Any freshly milled boards will tend to warp if not stored so that air can circulate freely. I also store some with binding tape on them if they are thinner. You can clamp them together until you are ready to use them. 

I see a radiator of some sort, hopefully not steam which would heat the room unevenly. Maybe it's not in use yet.
Avoid direct sunlight also. Flip them over so they are exposed evenly.

Finally, I would not use biscuits as alignment aids. They can be a pain if the slots are not equal distance from the "show" face and will actually induce a misalignment. Build up the table in 3 board sections, them glue the sections together. You can control for flatness/alignment easier this way.


----------



## FrankC (Aug 24, 2012)

As woodnthings suggested glue up the top in sections rather than trying to control it all in one go. I would select two straight and one curved if you are doing it in threes, that way the two straight will be dominant over the one curved one, two curved with one straight may give you a curved panel.


----------



## jkanter (Sep 13, 2016)

FrankC said:


> As woodnthings suggested glue up the top in sections rather than trying to control it all in one go. I would select two straight and one curved if you are doing it in threes, that way the two straight will be dominant over the one curved one, two curved with one straight may give you a curved panel.


Very interesting idea w/ the 2 straight and 1 curved! I will say that I was already planning on 2 at a time, just to make sure things go well but if we have a curved one, def a good idea to do 3.

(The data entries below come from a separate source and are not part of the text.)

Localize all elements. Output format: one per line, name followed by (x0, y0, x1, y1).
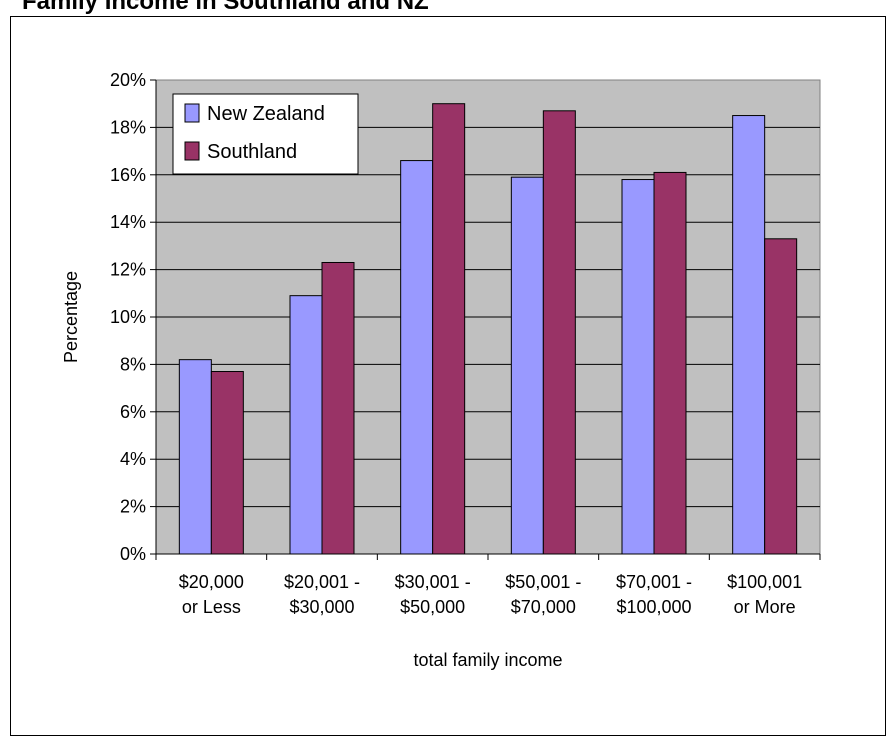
gridlines (156, 126, 820, 508)
legend-swatch (184, 103, 200, 123)
bar-new-zealand (621, 179, 655, 555)
x-tick-label: $30,001 -$50,000 (395, 572, 471, 617)
y-tick-label: 16% (110, 165, 146, 185)
chart-title: Family Income in Southland and NZ (22, 0, 429, 15)
y-tick-label: 0% (120, 544, 146, 564)
bar-new-zealand (178, 359, 212, 555)
legend-label: Southland (207, 141, 297, 163)
y-tick-label: 8% (120, 354, 146, 374)
x-axis: $20,000 or Less $20,001 -$30,000 $30,001 -$… (155, 553, 821, 617)
x-tick-label: $20,001 -$30,000 (284, 572, 360, 617)
legend-swatch (184, 141, 200, 161)
x-tick-label: $100,001 or More (727, 572, 802, 617)
bar-southland (653, 171, 687, 555)
legend-box (172, 93, 359, 175)
x-tick-label: $20,000 or Less (179, 572, 244, 617)
x-axis-title: total family income (413, 650, 562, 670)
bar-new-zealand (732, 115, 766, 555)
y-axis: 0% 2% 4% 6% 8% 10% 12% 14% 16% 18% 20% (110, 70, 157, 564)
bar-chart: 0% 2% 4% 6% 8% 10% 12% 14% 16% 18% 20% $20,000 or L… (61, 70, 821, 670)
y-tick-label: 6% (120, 402, 146, 422)
y-axis-title: Percentage (61, 271, 81, 363)
legend: New Zealand Southland (172, 93, 359, 175)
bar-southland (432, 103, 466, 555)
y-tick-label: 4% (120, 449, 146, 469)
bar-southland (321, 261, 355, 555)
bar-southland (210, 371, 244, 555)
bar-new-zealand (400, 160, 434, 555)
y-tick-label: 10% (110, 307, 146, 327)
legend-label: New Zealand (207, 103, 325, 125)
bar-new-zealand (510, 176, 544, 555)
y-tick-label: 12% (110, 260, 146, 280)
bar-southland (542, 110, 576, 555)
y-tick-label: 18% (110, 117, 146, 137)
x-tick-label: $50,001 -$70,000 (505, 572, 581, 617)
y-tick-label: 2% (120, 497, 146, 517)
x-tick-label: $70,001 -$100,000 (616, 572, 692, 617)
y-tick-label: 20% (110, 70, 146, 90)
bars (178, 103, 798, 555)
bar-new-zealand (289, 295, 323, 555)
y-tick-label: 14% (110, 212, 146, 232)
bar-southland (764, 238, 798, 555)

If I do 2 or 3, you all think Biscuits aren't necessary? Still should use Cauls for those, right? Thanks!


----------



## MT Stringer (Jul 21, 2009)

jkanter said:


> Very interesting idea w/ the 2 straight and 1 curved! I will say that I was already planning on 2 at a time, just to make sure things go well but if we have a curved one, def a good idea to do 3.
> 
> If I do 2 or 3, you all think Biscuits aren't necessary? Still should use Cauls for those, right? Thanks!


My thinking is...you have a lot of money invested. Take your time and do it right. Just hoping the joints will pull tight is just wishful thinking.

Spend a little time on You Tube (search for DIY ripping sled) and figure out how you can make a ripping sled for a circular saw that will work for your project. Being able to cut away the bowed portion of the board, resulting in a straight edge, will make your glue job a lot easier.

Note: I always use some of the rigid foam under my saw so I don't cut into the work bench or saw horses or whatever is supporting my work piece. If needed, lay a second work piece beside the one you are cutting so the saw/sled will have additional support.

Just my way of thinking. It know this works because I have done it more than once.

Good luck.
Mike


----------



## FrankC (Aug 24, 2012)

Yes you should still use calls, when I speak of curved boards I am only thinking of 1/8" or so gap in the entire length.


----------



## jkanter (Sep 13, 2016)

Well, it's been a couple months and I wanted to give everyone here an update! The 11' boards were way too much to move and bring to a jointer. That being said, I managed to get a Track Saw from a coworker which was huuuuuuuge! So anyway, Here we have our 125" x 42" Oak conference room table, fully sanded and ready for a stain/seal!

Some of the edges aren't perfect but overall, everything came out amazing. Thank you again to everyone for helping with some suggestions on all of this. So happy w/ how it looks!


----------



## FrankC (Aug 24, 2012)

That looks great, thanks for the update, people here really appreciate hearing how these projects work out.


----------



## m.n.j.chell (May 12, 2016)

Well done, so far.


----------